Monday, October 29, 2012

The Celts at Gordion: The Strange Things People Do with Human Bones

Gordion is an archaeological site in central Turkey, once the capital of Midas' Phrygian Kingdom. After 300 BCE, our written sources tell us, the place was occupied by an army of Celtic mercenaries who then raided widely around Anatolia. Archaeologists working at Gordion have found ample evidence of the site's other periods -- Phrygian, Roman, Byzantine -- but only hints of its occupation by Celts.

Until recently, that is. The evidence of Celtic presences comes in the form of human skeletons to which bizarre things have been done. The Phrygias, like the Greeks and Romans, had a horror of human bodies that led them to get them in the ground quickly and then leave them alone.

The Celts, in contrast, liked to do all sorts of strange things with dead bodies, especially their heads. The recent finds at Gordion include numerous beheaded bodies, bodies which had been buried with heads belonging to someone else (above), burials that included the mingled remains of different individuals, bodies that had been tossed haphazardly into pits after their necks had been broken, and so on.

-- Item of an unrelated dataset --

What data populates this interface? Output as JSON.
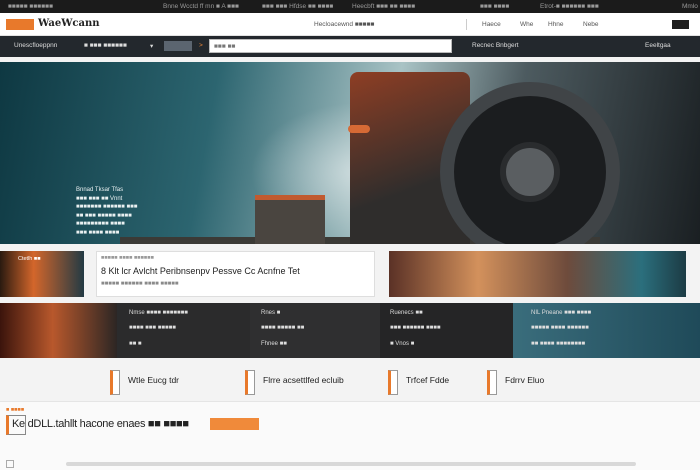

The excavators' description of the bones in one pit (above):
The uppermost body was that of a 30-45-year-old female who had been struck by two blows, which fractured her skull. Perhaps these blows did not cause her death, since she was also strangled, as a catastrophic angle in mid-neck attests. Beneath this body was that of a younger woman, aged 18-23 years. She shows no skeletal damage, but two heavy grinding stones weighing down her upper body do not suggest a peaceful interment. Resting to the west of the two women were the bones of a child aged 2-4, its preserved leg detached and reversed so that the knee rests where the hip should be. Because the entire body was disturbed and only partly present, we initially thought that much of the disturbance of small, light bones could be attributed to rodent activities. This relatively rosy picture disappeared when we found that the jaw, which appeared to belong to the cranium of the 2-4 year old, actually came from a 4-8-year-old child. Two neck vertebrae and a single foot bone also appear to be from this older child. It seems most likely that the children had died before the two women and that their bodies had decomposed, perhaps lying on the surface. We do not know why they were later deposited with the women.
Another:
In bone cluster 4, the skull of a teenager 12-17 years old was carefully placed above a dog skull, pelvic bone, and leg bones. At the bottom of this pile, which rested within a shallow depression, was a human pelvic bone from a 20-35-year-old male. Heavily weathered, it probably lay on the surface for some time before the rest of the bones were placed above it. The teenager, whose sex could not be determined with certainty, had been decapitated; this is clear not only from the fact that the first two vertebrae were still in place beneath the skull, but from damage to the vertebrae consistent with a butchery pattern found in animals, in which the neck is weakened by cutting to the point where it can be forcibly snapped to crack through the bone and remove the head.
Since these people seem to have died by close-range violence -- strangled, bashed on the head, their heads twisted until their necks snapped -- these discoveries have made the news under the heading "Celtic Human Sacrifice." And they may be just that. But the things done to the bodies after death are equally bizarre, and equally characteristic of northern Europe in the Iron Age.